Luxemburger Wort: Der Ansatz, über qualitatives Wachstum zu diskutieren, war da. Doch heute redet kaum noch jemand darüber ...

François Bausch: Claude Turmes arbeitet am Programme directeur, das beschreibt, wie Luxemburg in den nächsten Jahren entwickelt werden soll. Luxemburg erlebt eine enorme wirtschaftliche Dynamik, die Kehrseite der Medaille sind indirekte Kosten, Kollateralschäden, die zeitverzögert über uns hereinbrechen, wie zum Beispiel der Bedarf an Infrastrukturen.

Wenn wie aus der Wachstumsspirale herauskommen wollen, können wir nicht mehr alles annehmen. Wir sollten die Prinzipien der Rifkin-Strategie ernster nehmen und keine Entscheidungen treffen, die im Widerspruch dazu stehen. Diese Diskussion muss geführt werden. Es geht darum, was das Land verkraften kann, und um den sozialen Zusammenhalt.

Luxemburger Wort: In der Zwischenzeit wurden bereits Entscheidungen getroffen, Google zum Beispiel. Sie haben gesagt, Google passt in die Wirtschaftsstrategie der Regierung. Claude Turmes sagt, Datenzentren wie das von Google stünden in völligem Widerspruch zum Klimaschutz ...

François Bausch: Das Problem ist nicht das Datenzentrum an sich, sondern wie es betrieben wird, also wie es gekühlt wird, wie viel Fläche und wie viel Wasser es verbraucht, wo der Strom herkommt. Wir brauchen Datenzentren mehr denn je. Und es gibt technologische Möglichkeiten, diese Datenzentren ressourcenschonender zu betreiben. Noch hat Google sich nicht für Luxemburg entschieden. Sollte es irgendwann so weit sein, müssen wir diese Dinge diskutieren.

Persönlich bin ich überzeugt, dass solche Konzerne daran interessiert sind, technologisch innovativ zu sein. Luxemburg könnte eine Vorreiterrolle einnehmen und zwei Fliegen mit einer Klappe schlagen: ein Unternehmen ansiedeln, das in die Wirtschaftsstrategie passt, und dies auf eine Art und Weise, die technologisch weit- oder europaweit wegweisend sein könnte. Die Diskussion über das Projekt gestaltet sich schwierig, weil wir nicht wissen, ob Google kommt und was das tatsächliche Projekt sein wird.
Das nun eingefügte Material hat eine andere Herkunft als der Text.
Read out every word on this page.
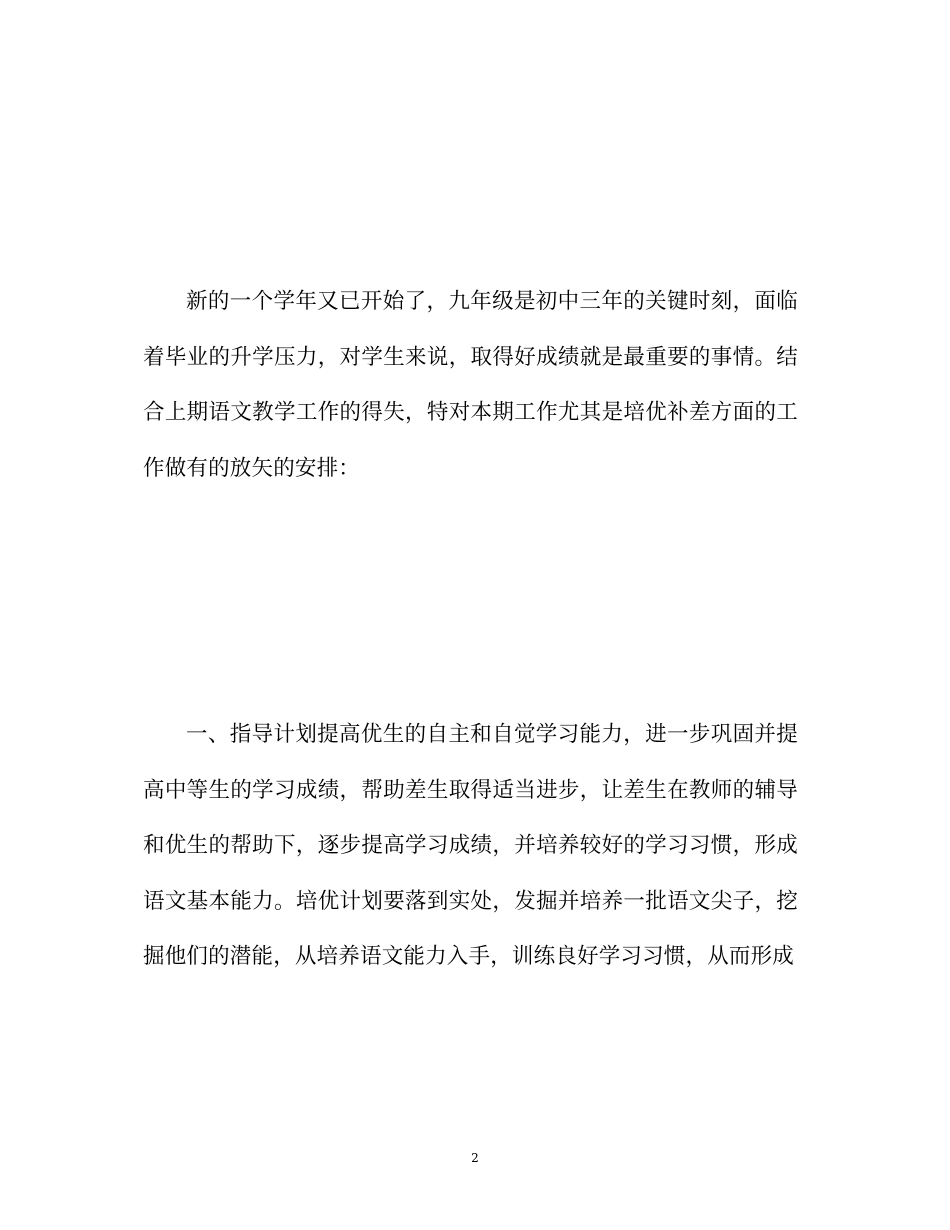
新的一个学年又已开始了，九年级是初中三年的关键时刻，面临着毕业的升学压力，对学生来说，取得好成绩就是最重要的事情。结合上期语文教学工作的得失，特对本期工作尤其是培优补差方面的工作做有的放矢的安排：

一、指导计划提高优生的自主和自觉学习能力，进一步巩固并提高中等生的学习成绩，帮助差生取得适当进步，让差生在教师的辅导和优生的帮助下，逐步提高学习成绩，并培养较好的学习习惯，形成语文基本能力。培优计划要落到实处，发掘并培养一批语文尖子，挖掘他们的潜能，从培养语文能力入手，训练良好学习习惯，从而形成

2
Luxemburger Wort: Theoretisch, könnte Luxemburg sich zurückziehen. Ist das eine Option?

François Bausch: Bei Google fände ich das falsch. Der intelligente Einsatz von digitalen Technologien kann helfen, viele Probleme zu lösen. Jede neue Technologie birgt Risiken und Gefahren, aber die sind alle lösbar. Es wäre ein falsches Signal, gerade bei diesen Zukunftstechnologien auf der Bremse zu stehen. Wir wollen hoch technologische Wirtschaftszweige aufbauen, mit einem großen Mehrwert für die Forschung und mit hoch qualifizierten statt Massenarbeitsplätzen. Wenn wir das Datenzentrum nach Luxemburg bekämen, wäre das ein gutes Signal an Start-ups und an internationale Forscher. Es wäre ein Fehler, ausgerechnet bei Google einfach Nein zu sagen. Was nicht bedeutet, dass wir zu allem Ja sagen sollen.

Luxemburger Wort: Sollte Google die technologischen Anforderungen nicht erfüllen, sagen Sie dann Nein?

François Bausch: In diesem Stadium sind wir noch nicht. Das Umweltministerium hatte Gespräche mit Vertretern von Google und die waren eher offen für Diskussionen. Die Debatte über den Wasser- und Energieverbrauch ist weltweit dieselbe, egal mit welchem Land Google verhandelt.

Luxemburger Wort: Welche Rolle spielen Buskorridore in Ihrem Konzept des öffentlichen Transports?

François Bausch: Eine große Rolle. Die Verkehrsprobleme werden nicht durch ein Verkehrsmittel gelöst, sondern durch die Kombination mehrerer Mobilitätsformen. Übermorgen stelle ich der Presse das neue Buskonzept vor. 2021 soll es eingeführt werden. Das Konzept beinhaltet viele Express-Buslinien. Ein erstes Projekt betrifft die Strecke Gonderingen-Kirchberg: morgens in die Stadt hinein, abends aus der Stadt raus.
Wir setzen intelligente Ampelschaltungen ein, die den Fluss des Busverkehrs verbessern. Und im ländlichen Raum entwickeln wir ein Konzept für Sammelbusse. Bei den Fahrgemeinschaften müssen wir noch eine Schippe drauflegen.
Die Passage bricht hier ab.